Recently Christopher Pappas wrote a short article for the US based ‘eLearning Industry’ website. In it he outlined a few key skills for industry insiders to help them work with / manage / empathise with the client SME.
In summary he said:
SMEs need E-Learning/Instructional Design Professionals that can:
- quickly assess their knowledge of e-learning
- show that you care about the quality of the finished product as much as the SME does and that you are there for their best interest
- identify and share only what they need to know to get through the design process (possibly per design project – baby steps)
- demonstrate effective listening skills to understand their point of view, challenges, needs, and wants
- identify key indicators for past failures or successes and recommend how to use “what they’re accustomed to” and take it to the next level
- provide visual recommendations like storyboards or prototypes that display what they want Vs. what you can provide and let them decide – even if you disagree (if their choice proves ineffective then they’ll learn to trust your judgment)
- demonstrate self-control and don’t give off a sense of frustration or anger verbally, with your body language, or via your facial expressions – aka no “stink face”
And that reminded me of the advice I penned for SME’s a while back. After all, as Christopher points out, we’re talking about two sides of the same coin and we all have a responsibility to make it work.
The more clients and SME’s understand the process the better because delays, re-writes and extra amends all add to the direct and hidden costs.
The rest of this article may be for you if you fall into one of the following categories:
- You’ve never worked with a supplier developing e-learning before
- You are an SME within a project and want to refresh yourself
- You’re not sure what a timeline might look like
- It’s unclear what you need to do
It’s not possible to cover all of the facets of a development process in one short article and so this document does not try to do so…it IS however a good place to start.
‘e-Learning’……. even the word itself draws varying responses, emotional ones (both positive and negative), rational ones that vary depending on the individual, even the definitions of the physical thing people think of when they hear the word e-Learning vary.
It’s no surprise then that many individuals/organisations feel a little unsure when designing and developing e-Learning.
What is e-Learning?
e-Learning is any learning that is technology enabled; of course it includes traditional linear e-Learning courses hosted on traditional Learning Management Systems but it also includes a number of other elements like webinars, Forums, Podcasts, Videocasts, mobile enabled tools, performance supporting reference libraries and a host of other tools including those with a social and collaborative function. If you’re involved from the very start on a project then it would be well worth considering the options available to you.

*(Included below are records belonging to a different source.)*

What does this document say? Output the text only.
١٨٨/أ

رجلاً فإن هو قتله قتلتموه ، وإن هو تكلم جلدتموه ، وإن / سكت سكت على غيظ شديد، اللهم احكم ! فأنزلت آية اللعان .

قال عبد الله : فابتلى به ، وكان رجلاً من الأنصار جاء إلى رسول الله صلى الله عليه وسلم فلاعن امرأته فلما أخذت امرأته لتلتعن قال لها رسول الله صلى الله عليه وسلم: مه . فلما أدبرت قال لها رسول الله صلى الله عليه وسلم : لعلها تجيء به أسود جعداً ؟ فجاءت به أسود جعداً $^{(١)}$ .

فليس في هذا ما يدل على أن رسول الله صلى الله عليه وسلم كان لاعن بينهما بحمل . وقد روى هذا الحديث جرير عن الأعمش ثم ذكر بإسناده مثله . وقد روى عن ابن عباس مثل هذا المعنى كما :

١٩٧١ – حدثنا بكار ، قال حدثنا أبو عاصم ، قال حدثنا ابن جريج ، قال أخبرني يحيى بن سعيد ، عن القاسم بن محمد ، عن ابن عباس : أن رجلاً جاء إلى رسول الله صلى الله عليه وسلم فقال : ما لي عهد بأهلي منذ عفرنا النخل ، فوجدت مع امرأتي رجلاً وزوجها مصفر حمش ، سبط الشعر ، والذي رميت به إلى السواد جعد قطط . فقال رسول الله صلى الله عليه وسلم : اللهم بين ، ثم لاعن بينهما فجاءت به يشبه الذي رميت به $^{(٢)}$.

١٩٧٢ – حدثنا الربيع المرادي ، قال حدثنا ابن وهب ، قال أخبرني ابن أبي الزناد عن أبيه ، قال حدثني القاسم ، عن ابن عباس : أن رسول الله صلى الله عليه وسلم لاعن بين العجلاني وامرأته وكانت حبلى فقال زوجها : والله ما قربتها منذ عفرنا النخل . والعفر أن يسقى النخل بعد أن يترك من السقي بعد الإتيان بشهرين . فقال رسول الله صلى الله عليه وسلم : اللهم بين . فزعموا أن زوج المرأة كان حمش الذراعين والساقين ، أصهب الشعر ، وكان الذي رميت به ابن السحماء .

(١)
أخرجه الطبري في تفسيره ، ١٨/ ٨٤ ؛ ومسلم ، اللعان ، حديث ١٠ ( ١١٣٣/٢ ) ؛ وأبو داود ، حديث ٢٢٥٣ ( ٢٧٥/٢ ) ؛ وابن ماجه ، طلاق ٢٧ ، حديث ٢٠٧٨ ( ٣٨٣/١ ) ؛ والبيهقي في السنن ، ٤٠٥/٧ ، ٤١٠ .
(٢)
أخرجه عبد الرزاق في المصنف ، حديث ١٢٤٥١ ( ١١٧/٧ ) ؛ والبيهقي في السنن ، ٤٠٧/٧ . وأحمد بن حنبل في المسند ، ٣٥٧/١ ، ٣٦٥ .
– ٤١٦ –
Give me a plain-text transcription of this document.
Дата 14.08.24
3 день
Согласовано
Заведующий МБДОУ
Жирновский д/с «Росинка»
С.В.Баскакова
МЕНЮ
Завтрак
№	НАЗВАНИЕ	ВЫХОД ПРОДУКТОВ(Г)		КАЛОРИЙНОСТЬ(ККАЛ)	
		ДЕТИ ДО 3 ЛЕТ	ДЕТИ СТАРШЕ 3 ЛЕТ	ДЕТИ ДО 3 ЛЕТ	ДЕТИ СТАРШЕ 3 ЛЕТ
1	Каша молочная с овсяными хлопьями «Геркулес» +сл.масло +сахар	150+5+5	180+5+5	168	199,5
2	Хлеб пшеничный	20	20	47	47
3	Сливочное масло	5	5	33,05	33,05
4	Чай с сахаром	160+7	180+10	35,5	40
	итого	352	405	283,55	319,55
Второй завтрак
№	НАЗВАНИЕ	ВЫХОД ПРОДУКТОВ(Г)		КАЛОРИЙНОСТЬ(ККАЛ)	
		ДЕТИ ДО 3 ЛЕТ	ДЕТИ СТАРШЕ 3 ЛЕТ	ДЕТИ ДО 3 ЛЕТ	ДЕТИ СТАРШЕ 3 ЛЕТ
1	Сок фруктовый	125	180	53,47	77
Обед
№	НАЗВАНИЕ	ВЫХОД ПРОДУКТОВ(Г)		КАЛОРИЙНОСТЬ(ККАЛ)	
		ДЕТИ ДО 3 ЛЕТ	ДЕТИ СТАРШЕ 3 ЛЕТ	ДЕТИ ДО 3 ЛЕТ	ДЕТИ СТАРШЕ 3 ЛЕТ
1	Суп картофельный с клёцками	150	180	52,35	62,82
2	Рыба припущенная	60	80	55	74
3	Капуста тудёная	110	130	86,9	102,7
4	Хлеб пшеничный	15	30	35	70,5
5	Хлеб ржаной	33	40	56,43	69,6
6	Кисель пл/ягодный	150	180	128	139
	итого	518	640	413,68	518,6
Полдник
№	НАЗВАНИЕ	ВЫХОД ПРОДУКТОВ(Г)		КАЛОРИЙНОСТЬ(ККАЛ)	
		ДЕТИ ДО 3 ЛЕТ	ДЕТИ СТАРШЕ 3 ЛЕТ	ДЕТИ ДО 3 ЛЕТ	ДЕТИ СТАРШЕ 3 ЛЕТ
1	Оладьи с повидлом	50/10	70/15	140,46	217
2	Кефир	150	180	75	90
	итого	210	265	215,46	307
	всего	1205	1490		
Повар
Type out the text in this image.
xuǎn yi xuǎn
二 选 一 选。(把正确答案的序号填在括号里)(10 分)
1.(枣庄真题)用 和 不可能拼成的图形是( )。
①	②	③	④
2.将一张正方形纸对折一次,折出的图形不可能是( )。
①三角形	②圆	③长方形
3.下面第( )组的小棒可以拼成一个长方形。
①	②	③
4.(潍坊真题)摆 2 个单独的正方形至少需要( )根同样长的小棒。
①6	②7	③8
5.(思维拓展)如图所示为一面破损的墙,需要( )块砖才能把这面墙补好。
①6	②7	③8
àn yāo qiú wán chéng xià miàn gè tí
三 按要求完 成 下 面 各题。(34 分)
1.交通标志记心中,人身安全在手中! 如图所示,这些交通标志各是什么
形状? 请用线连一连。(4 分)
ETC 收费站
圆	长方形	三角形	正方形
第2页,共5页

Being an e-Learning SME/Client
Firstly; don’t forget that the supplier has a lot of experience in developing projects; if you liaise with them (directly or through a project lead) you should be able to discuss and agree all of the following points before you begin.
If you’ve been identified as an SME for a project then there are number of things you would benefit from considering:
- Do you have a copy of the project plan?
- Have you been told when your input will be needed?
- Have you been told how long you will have to review the content?
It’s important that you know when you will be involved. All projects vary but you may be required to input into the first draft content (Often a Word Doc), and you will probably be asked to review and feedback on the accuracy of the content at a number of stages throughout the development of the project. Sometimes that even includes reviewing the final version of a course online before launch.
Good tips are:
- Free up diary space to allow you review time
- Make sure you know who you are sending feedback to and how you will do it
- Identify your responsibility from the start (factual accuracy, grammar, look and feel of the course, functionality) different people are sometimes responsible for different elements.
- Keep it simple – If you are the project lead then control the number of people feeding back and consolidate their responses. Clear communication is key to remove confusion.
- Finally; Is it clear to you at what point your involvement finishes?
Make sure that the end of your involvement has been identified to remove any confusion. It also ensures focus around the review process.
Typical development timeline
There are many similarities between an e-Learning project and any other. But there are also other elements that are unique. Due to technology requirements, for example, there are two obvious examples of differentiation:
- Ability to change from scope mid project is greatly reduced due to the technical build of a course running parallel to the content. Therefore ‘Scope’ and artwork phases have significant impact.
- e-Learning projects (when compared to classroom materials) often need a larger than normal sign-off phase to accommodate possible technical testing and pilot phases.
All projects vary and each supplier may have a slightly different methodology and naming conventions but in general there will be; a Kick-Off Stage, Content Development, Story Boarding, Artwork Review, First Draft (Alpha) review (90% complete), Second Draft (Beta) review (100% complete) and sign-off.
An alpha review is your chance (within reason) to check the overall piece of learning and to specify changes within the initial scope of the project.
At Beta review you should expect to be checking that the changes you requested have been made, not requesting new changes (Unless an error was made within the changes you requested)
SME’s can be involved in all areas but usually it is those that are underlined and the associated feedback that concern an SME.
As most seasoned professionals recognise, e-learning development is a process of partnership, often between a number of areas (Comissioner, Supplier, client SME and often other stakeholders). Clear expectations of responsibility and accountability will help to make the whole process, faster, more efficient/effective and more enjoyable.